At a young age he moved to Samarkand and obtained his education there, afterwards he moved to Bukhara and became established as one of the major mathematicians and astronomers of the medieval period. Recognized as the author of the most important treatise on algebra before modern times as reflected in his Treatise on Demonstration of Problems of Algebra giving a geometric method for solving cubic equations by intersecting a hyperbola with a circle. He contributed to a calendar reform.
His significance as a philosopher and teacher, and his few remaining philosophical works, have not received the same attention as his scientific and poetic writings. Zamakhshari referred to him as “the philosopher of the world”. Many sources have testified that he taught for decades the philosophy of Ibn Sina in Nishapur where Khayyám was born and buried and where his mausoleum today remains a masterpiece of Iranian architecture visited by many people every year.

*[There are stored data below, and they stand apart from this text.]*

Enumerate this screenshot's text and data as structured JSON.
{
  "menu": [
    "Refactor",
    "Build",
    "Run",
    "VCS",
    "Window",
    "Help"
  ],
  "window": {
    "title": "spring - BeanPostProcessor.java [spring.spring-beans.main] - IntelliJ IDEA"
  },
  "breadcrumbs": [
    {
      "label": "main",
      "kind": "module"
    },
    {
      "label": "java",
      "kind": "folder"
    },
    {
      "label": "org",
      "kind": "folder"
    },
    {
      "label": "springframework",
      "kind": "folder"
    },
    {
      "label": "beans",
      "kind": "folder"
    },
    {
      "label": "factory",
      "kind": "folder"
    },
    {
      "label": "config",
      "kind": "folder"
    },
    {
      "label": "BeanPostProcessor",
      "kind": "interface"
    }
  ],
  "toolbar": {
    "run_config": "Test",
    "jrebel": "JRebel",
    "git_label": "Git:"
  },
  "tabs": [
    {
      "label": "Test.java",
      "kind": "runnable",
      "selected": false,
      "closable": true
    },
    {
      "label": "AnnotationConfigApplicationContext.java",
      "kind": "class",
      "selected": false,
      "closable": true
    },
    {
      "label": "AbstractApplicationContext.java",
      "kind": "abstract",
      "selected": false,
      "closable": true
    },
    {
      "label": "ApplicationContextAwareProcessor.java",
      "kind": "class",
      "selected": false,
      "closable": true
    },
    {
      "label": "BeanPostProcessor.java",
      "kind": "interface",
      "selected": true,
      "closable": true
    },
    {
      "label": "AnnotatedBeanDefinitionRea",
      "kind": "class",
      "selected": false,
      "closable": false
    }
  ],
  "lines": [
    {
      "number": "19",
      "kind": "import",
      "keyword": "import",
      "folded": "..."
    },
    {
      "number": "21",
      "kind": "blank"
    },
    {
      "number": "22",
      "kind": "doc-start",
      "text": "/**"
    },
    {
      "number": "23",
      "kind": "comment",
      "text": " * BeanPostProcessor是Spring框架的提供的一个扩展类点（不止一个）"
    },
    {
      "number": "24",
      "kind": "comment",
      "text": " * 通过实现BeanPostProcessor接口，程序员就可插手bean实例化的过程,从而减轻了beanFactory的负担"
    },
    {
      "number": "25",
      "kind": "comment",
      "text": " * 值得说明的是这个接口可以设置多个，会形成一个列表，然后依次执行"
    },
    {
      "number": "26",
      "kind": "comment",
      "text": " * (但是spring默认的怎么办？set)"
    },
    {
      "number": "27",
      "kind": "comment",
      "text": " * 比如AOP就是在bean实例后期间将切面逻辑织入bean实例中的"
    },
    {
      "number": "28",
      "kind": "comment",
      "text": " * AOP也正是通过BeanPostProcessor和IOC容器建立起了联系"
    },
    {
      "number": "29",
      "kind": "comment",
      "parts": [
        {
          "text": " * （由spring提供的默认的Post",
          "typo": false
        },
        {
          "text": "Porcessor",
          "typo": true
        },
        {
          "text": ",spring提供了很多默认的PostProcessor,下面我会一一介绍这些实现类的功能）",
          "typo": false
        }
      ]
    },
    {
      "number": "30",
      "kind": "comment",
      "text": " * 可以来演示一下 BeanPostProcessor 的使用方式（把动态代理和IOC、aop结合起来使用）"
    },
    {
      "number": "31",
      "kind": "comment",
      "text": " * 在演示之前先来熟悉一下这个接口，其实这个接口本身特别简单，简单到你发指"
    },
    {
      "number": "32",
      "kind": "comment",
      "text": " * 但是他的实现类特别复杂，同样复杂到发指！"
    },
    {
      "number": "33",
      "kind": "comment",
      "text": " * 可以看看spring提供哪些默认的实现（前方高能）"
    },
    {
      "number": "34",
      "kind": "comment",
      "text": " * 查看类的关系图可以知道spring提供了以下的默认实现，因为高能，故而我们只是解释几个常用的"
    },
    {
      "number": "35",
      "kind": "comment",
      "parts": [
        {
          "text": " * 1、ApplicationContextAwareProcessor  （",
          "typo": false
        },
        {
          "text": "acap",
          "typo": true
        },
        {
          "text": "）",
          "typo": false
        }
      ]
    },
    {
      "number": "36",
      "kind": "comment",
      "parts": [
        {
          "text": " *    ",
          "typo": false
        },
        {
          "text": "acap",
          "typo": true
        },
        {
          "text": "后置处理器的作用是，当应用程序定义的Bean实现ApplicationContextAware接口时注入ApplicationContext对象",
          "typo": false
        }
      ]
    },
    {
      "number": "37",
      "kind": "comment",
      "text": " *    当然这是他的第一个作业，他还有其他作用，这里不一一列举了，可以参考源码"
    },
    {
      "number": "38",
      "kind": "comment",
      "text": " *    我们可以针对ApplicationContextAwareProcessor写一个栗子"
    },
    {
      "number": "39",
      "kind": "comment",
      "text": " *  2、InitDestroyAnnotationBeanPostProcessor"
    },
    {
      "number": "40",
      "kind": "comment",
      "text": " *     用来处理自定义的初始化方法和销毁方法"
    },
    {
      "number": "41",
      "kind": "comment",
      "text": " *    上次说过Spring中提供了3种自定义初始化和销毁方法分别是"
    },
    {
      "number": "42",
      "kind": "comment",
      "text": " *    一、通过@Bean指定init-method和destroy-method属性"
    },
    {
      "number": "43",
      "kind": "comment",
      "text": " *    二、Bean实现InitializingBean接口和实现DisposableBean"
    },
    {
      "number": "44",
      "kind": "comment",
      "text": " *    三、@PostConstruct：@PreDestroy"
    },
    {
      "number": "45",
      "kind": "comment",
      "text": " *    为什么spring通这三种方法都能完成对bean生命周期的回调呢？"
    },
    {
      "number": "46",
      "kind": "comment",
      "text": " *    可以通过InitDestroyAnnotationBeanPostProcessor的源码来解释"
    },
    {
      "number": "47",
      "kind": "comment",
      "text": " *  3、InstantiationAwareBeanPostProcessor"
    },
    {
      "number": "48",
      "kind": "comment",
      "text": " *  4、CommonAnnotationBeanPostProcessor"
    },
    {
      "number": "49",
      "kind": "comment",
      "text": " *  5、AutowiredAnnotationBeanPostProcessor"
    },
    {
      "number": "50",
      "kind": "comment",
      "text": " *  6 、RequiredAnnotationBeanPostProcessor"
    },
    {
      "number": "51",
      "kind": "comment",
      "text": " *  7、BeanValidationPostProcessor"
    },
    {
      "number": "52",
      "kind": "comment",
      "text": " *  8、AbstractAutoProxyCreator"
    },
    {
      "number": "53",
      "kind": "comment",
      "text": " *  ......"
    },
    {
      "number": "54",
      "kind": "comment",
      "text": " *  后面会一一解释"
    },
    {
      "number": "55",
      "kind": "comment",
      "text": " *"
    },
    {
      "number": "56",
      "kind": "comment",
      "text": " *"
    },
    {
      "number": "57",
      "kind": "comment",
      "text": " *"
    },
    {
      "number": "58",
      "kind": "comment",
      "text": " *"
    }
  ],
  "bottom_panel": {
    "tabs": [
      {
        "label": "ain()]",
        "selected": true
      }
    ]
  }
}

Outside Iran and Persian speaking countries, Khayyám has had an impact on literature and societies through the translation of his works and popularization by other scholars. The greatest such impact was in English-speaking countries; the English scholar Thomas Hyde (1636–1703) was the first non-Persian to study him. The most influential of all was Edward FitzGerald (1809–83), who made Khayyám the most famous poet of the East in the West through his celebrated translation and adaptations of Khayyám's rather small number of quatrains (rubaiyaas) in Rubáiyát of Omar Khayyám.